3 Alasan Witan Sulaeman Cocok Lanjutkan Karier di Liga Jepang

Seusai resmi meninggalkan klub Liga Polandia, Lechia Gdansk, Witan Sulaeman dinilai layak untuk melanjutkan kariernya di Liga Jepang.

Memutuskan untuk bergabung ke Liga Jepang menjadi opsi paling mungkin bagi penyerang sayap Timnas Indonesia itu apabila dirinya ingin tetap mendapatkan iklim liga yang kompetitif.

Sebelumnya, pada Selasa (26/7/2022), Lechia Gdansk mengumumkan kedua pemainnya yakni Witan Sulaeman dan Rafal Kobryn telah mengakhiri kontrak dengan klub.

“Rafal Kobryn dan Witan Sulaeman mengakhiri kontrak dengan kesepakatan bersama. Kedua pemain ini bebas mencari klub baru,” bunyi pernyataan Lechia Gdansk seperti dikutip dari laman resmi klub.

Witan Sulaeman memutuskan hengkang usai kesulitan menembus tim ini. Diketahui, sejak bergabung pada September 2021, pemain Timnas Indonesia itu belum pernah debut dengan Bialo-Zieloni.

Apabila benar memutuskan untuk merapat ke Liga Jepang, ada sejumlah hal yang mesti dipertimbangkan oleh mantan pemain timnas Indonesia U-19 tersebut.

Berikut sejumlah alasan yang membuat Witan Sulaeman cocok melanjutkan kariernya di Liga Jepang:

1. Liga Jepang Akrab dengan Pemain Asia Tenggara

Liga Jepang menjadi salah satu kompetisi elite di kawasan Asia yang paling akrab menampung pemain-pemain berbakat dari Asia Tenggara.

Sebelumnya sudah ada pemain-pemain asal Thailand seperti Chanatip Songkrasin, Supachok Sarachat, dan Chaowat Veerachat. Itu belum termasuk Dang Van Lam yang berasal dari Vietnam. Mereka bermain di kasta tertinggi, alias J1 League.

Untuk di kasta kedua, alias J2 League, ada lebih banyak pemain asal ASEAN. Mulai dari kakak beradik asal Filipina, Jefferson Tabinas dan Paul Tabinas, dua pemain asal Vietnam, Vu Hong Quan dan Pham Van Luan, serta Sittichok Paso (Thailand) dan Pratama Arhan (Indonesia).

2. Karakter Witan Cocok dengan Liga Jepang

Witan Sulaeman merupakan pemain sayap yang mengandalkan kecepatan dan teknik mengolah bola. Secara postur dan keunggulan fisik, hal ini memang menjadi kekurangannya.

Keunggulan yang dimiliki Witan Sulaeman itu tentu saja sangat cocok dengan karakter Liga Jepang yang tak terlalu mengandalkan adu fisik seperti di Eropa.

Itulah sebabnya, Witan Sulaeman lebih baik melanjutkan kariernya di Liga Jepang alih-alih memutuskan untuk mencari klub di Eropa atau pun berkarier di Liga 1.

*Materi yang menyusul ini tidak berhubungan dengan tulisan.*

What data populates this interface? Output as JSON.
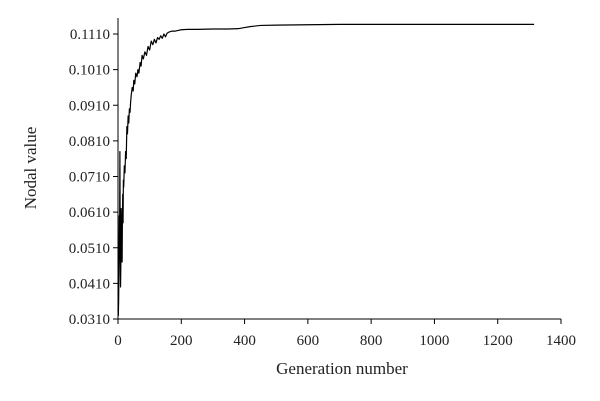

3. Memulai di Kasta Kedua sebagai Batu Loncatan

Witan Sulaeman tak harus bergabung dengan klub kasta tertinggi alias J1 League apabila memilih Liga Jepang sebagai pelabuhan barunya.

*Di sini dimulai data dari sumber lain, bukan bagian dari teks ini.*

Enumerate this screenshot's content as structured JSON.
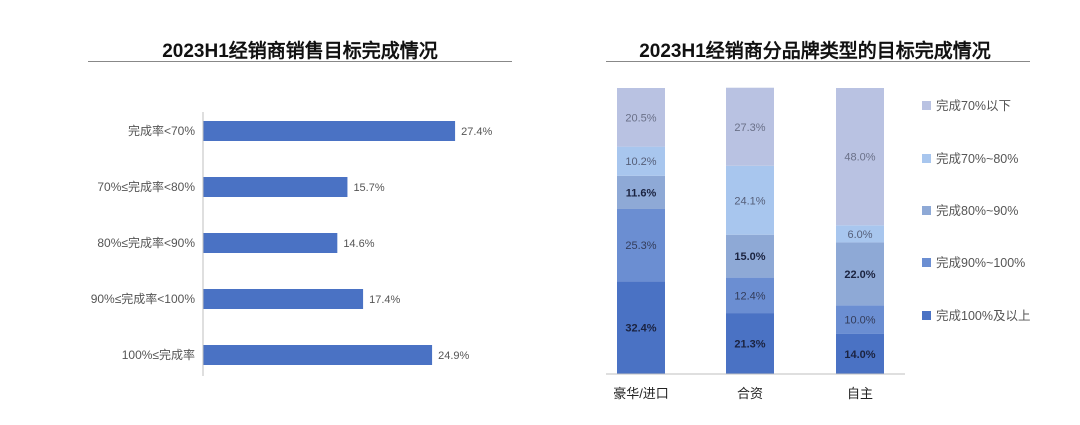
{
  "colors": {
    "bar": "#4a72c4",
    "lt70": "#b9c2e2",
    "s70_80": "#a8c6ee",
    "s80_90": "#8ea9d6",
    "s90_100": "#6b8ed2",
    "ge100": "#4a72c4"
  },
  "chart_data": [
    {
      "type": "bar",
      "orientation": "horizontal",
      "title": "2023H1经销商销售目标完成情况",
      "categories": [
        "完成率<70%",
        "70%≤完成率<80%",
        "80%≤完成率<90%",
        "90%≤完成率<100%",
        "100%≤完成率"
      ],
      "values": [
        27.4,
        15.7,
        14.6,
        17.4,
        24.9
      ],
      "value_labels": [
        "27.4%",
        "15.7%",
        "14.6%",
        "17.4%",
        "24.9%"
      ],
      "xlim": [
        0,
        30
      ],
      "grid": false
    },
    {
      "type": "bar",
      "stacked": true,
      "title": "2023H1经销商分品牌类型的目标完成情况",
      "categories": [
        "豪华/进口",
        "合资",
        "自主"
      ],
      "series": [
        {
          "name": "完成100%及以上",
          "values": [
            32.4,
            21.3,
            14.0
          ],
          "labels": [
            "32.4%",
            "21.3%",
            "14.0%"
          ],
          "bold": true
        },
        {
          "name": "完成90%~100%",
          "values": [
            25.3,
            12.4,
            10.0
          ],
          "labels": [
            "25.3%",
            "12.4%",
            "10.0%"
          ],
          "bold": false
        },
        {
          "name": "完成80%~90%",
          "values": [
            11.6,
            15.0,
            22.0
          ],
          "labels": [
            "11.6%",
            "15.0%",
            "22.0%"
          ],
          "bold": true
        },
        {
          "name": "完成70%~80%",
          "values": [
            10.2,
            24.1,
            6.0
          ],
          "labels": [
            "10.2%",
            "24.1%",
            "6.0%"
          ],
          "bold": false
        },
        {
          "name": "完成70%以下",
          "values": [
            20.5,
            27.3,
            48.0
          ],
          "labels": [
            "20.5%",
            "27.3%",
            "48.0%"
          ],
          "bold": false
        }
      ],
      "legend_order": [
        "完成70%以下",
        "完成70%~80%",
        "完成80%~90%",
        "完成90%~100%",
        "完成100%及以上"
      ],
      "legend_placement": "right",
      "ylim": [
        0,
        100
      ],
      "grid": false
    }
  ]
}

Sebab, pemain asal Palu ini bisa mengawali kiprahnya terlebih dahulu di kasta kedua, atau J2 League. Sebab, level persaingannya lebih rendah, sehingga ia bisa belajar beradaptasi terlebih dahulu.

Apabila sudah mampu beradaptasi dan bisa mendapat tempat utama di klub J2 League, maka peluang Witan untuk bisa mencari tantangan baru dengan level yang lebih tinggi akan semakin terbuka.

Hal itu bisa mencontoh Asnawi Mangkualam bersama Ansan Greeners di K League 2, atau Pratama Arhan bersama Tokyo Verdy di J2 League.

Kompetisi kasta kedua menjadi alasan yang paling tepat untuk Witan Sulaeman berlabuh di Negeri Samurai agar bisa mendapatkan kompetisi yang berkualitas.